Um ano depois é contemplada pelos Parâmetros Curriculares Nacionais (PCNs) sob
a abordagem triangular –apreciação,
produção e contextualização – de Ana Mae. Não obstante aos fatos, o que
vivi enquanto aluna do ensino básico
é inegável. Quando pequena, a arte me era apresentada unicamente no formato
procedimental e sua finalidade era sempre a produção de um trabalho modelar
para o dia árvore ou para o dia das mães. Ao crescer, aprendi que arte é tudo
aquilo que é uno, original, manual, autoral, expositivo e belo.
Em
sua explanação referindo-se ao capital
humano, Frigotto (1993) levanta a questão anti-hegeliana que Marx tinha ao
apontar que o pensamento seria posterior à realidade. O pensar, portanto, é resultado
do contato humano com o real. Os conceitos que nutrimos são frutos de
pensamentos que, por sua vez, são significação do mundo. Partindo-se da crença
na falácia da neutralidade, abstrai-se que os conceitos ditos universais não o
são. Outrossim, as verdades conceituais
selecionadas para o ensino na escola não são inocentes, possuem, segundo
Frigotto, origem de classe. A conceituação de história da arte, por exemplo, é
dissipada através dos manuais e livros didáticos sob o olhar unicamente
ocidental e, mais especificamente, europeu.
Freire (1996) apresenta como princípio da prática docente o
estar livre de prejuízo. Os juízos de classe, religião, gênero e raça só devem
ser tratados em sala de aula sob caráter pluralista, tratando tais assuntos de
forma vária. Em resumo, como de fato são. O formato incitado por Freire daria
espaço para que a consciência geral de substantividade do ser se formasse.

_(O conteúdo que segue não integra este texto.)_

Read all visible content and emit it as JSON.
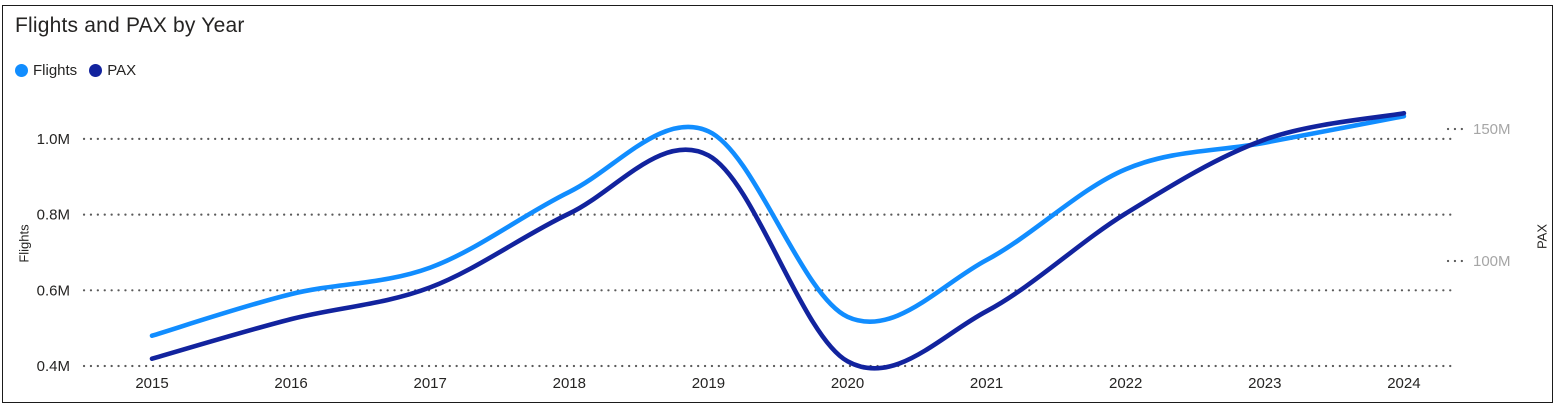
{
  "title": "Flights and PAX by Year",
  "legend": {
    "items": [
      {
        "label": "Flights",
        "color": "#118DFF"
      },
      {
        "label": "PAX",
        "color": "#12239E"
      }
    ]
  },
  "chart_data": {
    "type": "line",
    "title": "Flights and PAX by Year",
    "smooth": true,
    "grid": "dotted",
    "legend_position": "top-left",
    "x": [
      2015,
      2016,
      2017,
      2018,
      2019,
      2020,
      2021,
      2022,
      2023,
      2024
    ],
    "x_tick_labels": [
      "2015",
      "2016",
      "2017",
      "2018",
      "2019",
      "2020",
      "2021",
      "2022",
      "2023",
      "2024"
    ],
    "series": [
      {
        "name": "Flights",
        "axis": "left",
        "color": "#118DFF",
        "values_millions": [
          0.48,
          0.59,
          0.66,
          0.86,
          1.02,
          0.53,
          0.68,
          0.92,
          0.99,
          1.06
        ]
      },
      {
        "name": "PAX",
        "axis": "right",
        "color": "#12239E",
        "values_millions": [
          63,
          78,
          90,
          118,
          140,
          62,
          81,
          118,
          146,
          156
        ]
      }
    ],
    "left_axis": {
      "title": "Flights",
      "tick_labels": [
        "0.4M",
        "0.6M",
        "0.8M",
        "1.0M"
      ],
      "tick_values": [
        0.4,
        0.6,
        0.8,
        1.0
      ],
      "range": [
        0.4,
        1.0
      ]
    },
    "right_axis": {
      "title": "PAX",
      "tick_labels": [
        "100M",
        "150M"
      ],
      "tick_values": [
        100,
        150
      ]
    }
  },
  "colors": {
    "background": "#FFFFFF",
    "frame_border": "#1B1B1B",
    "grid_dots": "#5A5A5A",
    "title_text": "#252423",
    "axis_text": "#252423",
    "right_axis_text": "#A6A6A6"
  }
}
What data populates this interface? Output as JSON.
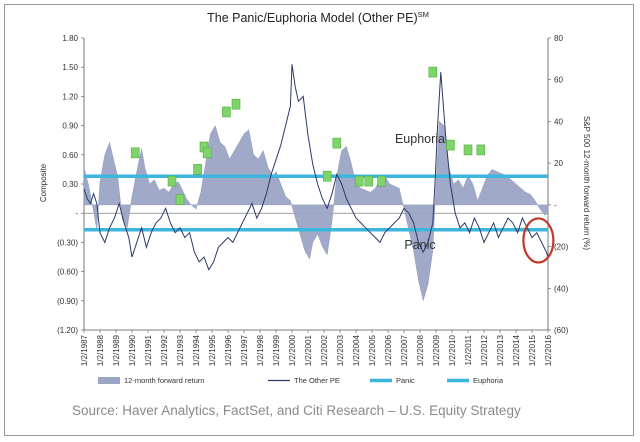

Somente pautados nessas circunstâncias, a escola seria espaço de formação do
aluno, onde as significações pessoais são válidas. O processo de
desenvolvimento da própria substantividade iniciar-se-ia na apresentação do
conteúdo pelo docente e seria continuado pela curiosidade do discente. Tal
modelo de ensino-aprendizagem se diferencia do modelo comum - no qual os
quarenta alunos de uma sala devem apreender o conteúdo de modo que todos sejam
capazes de responder uma mesma pergunta da mesma forma-, pois sua finalidade é
dar vazão para que os alunos encontrem no conteúdo formas diferentes de
aplicabilidade em suas próprias realidades.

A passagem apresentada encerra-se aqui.